A INTERVENÇÃO PSICOPEDAGÓGICA NAS DIFICULDADES DE APRENDIZAGEM
Cabe ao psicopedagogo, um olhar atento no sentido de contextualizar os problemas de aprendizagem na atualidade e compreender tanto a dinâmica familiar de onde emergiu o sintoma, quanto os mecanismos de exclusão desencadeados pela escola e pela sociedade.
Nesta mesma perspectiva, é importante ao psicopedagogo, ajudar a família a tomar consciência dos mecanismos que determinaram a formação do sintoma apresentado pela criança, que muitas vezes se apresenta não só como o porta-voz de uma dinâmica familiar comprometida, mas de todo o funcionamento de seus membros.
A inclusão do suporte familiar no atendimento psicopedagógico da criança na atualidade constitui um recurso valioso que pode auxiliar as dificuldades encontradas por toda a família. O impacto positivo do ambiente familiar sobre o desempenho da criança na escola depende de dois fatores: experiências ativas de aprendizagem que promovem competência cognitiva e um contexto social que oferece auto-confiança e interesse ativo em aprender.
A compreensão do contexto mais amplo possibilita à criança a formação de novas construções que redefinam a carga de responsabilidade, distribuindo aquilo que anteriormente foi determinado como o sintoma de um, por todos os envolvidos: família, escola e sociedade, formando assim, uma verdadeira rede relacional, evitando que as dificuldades de aprendizagem enquanto sintoma sejam o reflexo de um descaso dos pais, da sociedade e da escola com as crianças.
REFERÊNCIAS BIBLIOGRÁFICAS:
Classificação de Transtornos Mentais e de Comportamento da CID-10: Descrições clínicas e diretrizes diagnósticas. Organização Mundial de Saúde (Org.). Porto Alegre: Artes Médicas, 1992.
COLLARES, L. E MOYSÉS, A. História não contada dos distúrbios de aprendizagem. Cadernos CEDES nº28, Campinas: Papirus, 1992, p. 31-48.
DSM-IV – Manual Diagnóstico e Estatístico de Transtornos Mentais. Porto Alegre: Artes Médicas, 1995.
FERNÁNDEZ, A. Os idiomas do aprendente. Porto Alegre: Artes Médicas: 2001.
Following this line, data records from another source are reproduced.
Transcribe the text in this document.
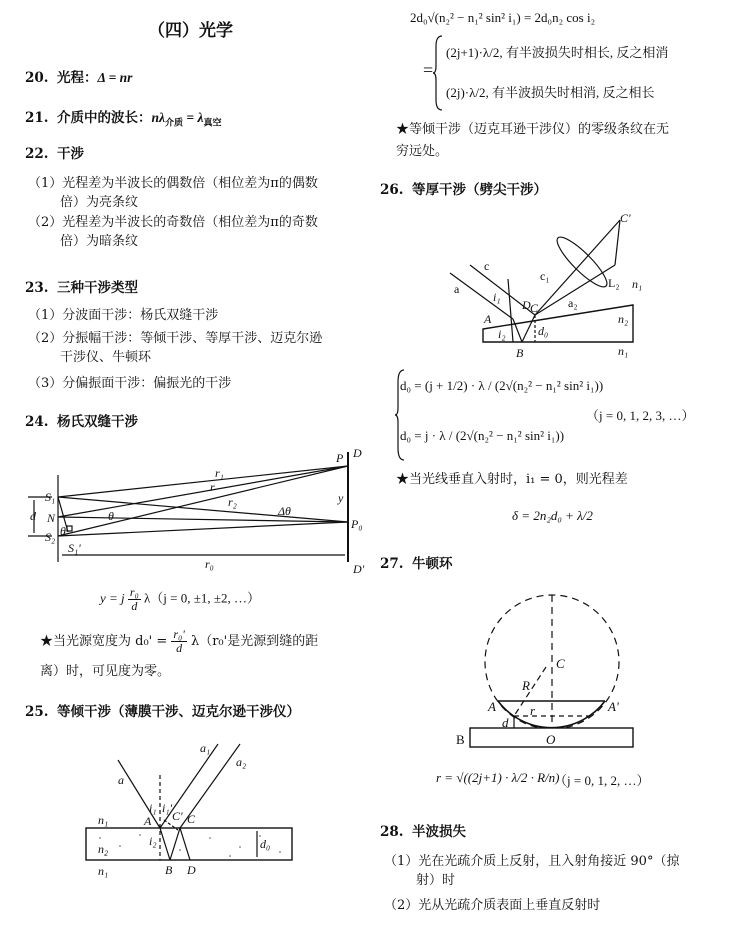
（四）光学
20. 光程：Δ = nr
21. 介质中的波长：$n\lambda_{介质} = \lambda_{真空}$
22. 干涉
（1）光程差为半波长的偶数倍（相位差为π的偶数
倍）为亮条纹
（2）光程差为半波长的奇数倍（相位差为π的奇数
倍）为暗条纹
23. 三种干涉类型
（1）分波面干涉：杨氏双缝干涉
（2）分振幅干涉：等倾干涉、等厚干涉、迈克尔逊
干涉仪、牛顿环
（3）分偏振面干涉：偏振光的干涉
24. 杨氏双缝干涉
S₁
S₂
N
d
θ
θ
S₁'
P D
D'
P₀
y
r₁
r
r₂
Δθ
r₀
y = j $\frac{\text{r₀}}{d} \lambda(j = 0$, ±1, ±2, …）
★当光源宽度为 $d_0' = \frac{\text{r₀'}}{d} \lambda(r_0'$是光源到缝的距
离）时，可见度为零。
25. 等倾干涉（薄膜干涉、迈克尔逊干涉仪）
a
a₁
a₂
i₁ i₁'
i₂
A C' C
n₁
n₂
n₁	B D
d₀
2d₀√(n₂² − n₁² sin² i₁) = 2d₀n₂ cos i₂
=
(2j+1)·λ/2, 有半波损失时相长, 反之相消
(2j)·λ/2, 有半波损失时相消, 反之相长
★等倾干涉（迈克耳逊干涉仪）的零级条纹在无
穷远处。
26. 等厚干涉（劈尖干涉）
a
c
c₁
a₂
C'
L₂ n₁
n₂
n₁
A
D C
i₁
i₂
B
d₀
d₀ = (j + 1/2) · λ / (2√(n₂² − n₁² sin² i₁))
d₀ = j · λ / (2√(n₂² − n₁² sin² i₁))
（j = 0, 1, 2, 3, …）
★当光线垂直入射时，i₁ = 0，则光程差
δ = 2n₂d₀ + λ/2
27. 牛顿环
C
R
A	A'
r
d
B	O
r = √((2j+1) · λ/2 · R/n)
（j = 0, 1, 2, …）
28. 半波损失
（1）光在光疏介质上反射，且入射角接近 90°（掠
射）时
（2）光从光疏介质表面上垂直反射时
FRANÇA, C. Um novato na psicopedagogia. In: SISTO, F. et al. Atuação psicopedagógica e aprendizagem escolar. Rio de Janeiro: Vozes, 1996.
MOOJEN, S. Dificuldades ou transtornos de aprendizagem? In: RUBINSTEIN, E. (org.) Uma prática, diferentes estilos. São Paulo: Casa do Psicólogo, 1999.
PAIN, S. Diagnóstico e tratamento dos problemas de aprendizagem. Porto Alegre: 1985.
POLITY, Elizabeth. Ensinando a Ensinar. São Paulo: Ed. Lemos,1997.
POLITY, Elizabeth. Psicopedagogia: um enfoque sistêmico. São Paulo: Empório do Livro, 1998.
ROMERO, J. F. Os atrasos maturativos e as dificuldades de aprendizagem. In: COLL C., PALACIOS, J., MARCHESI, A. Desenvolvimento psicológico e educação: necessidades educativas especiais e aprendizagem escolar. Rio de Janeiro: Vozes, 1996.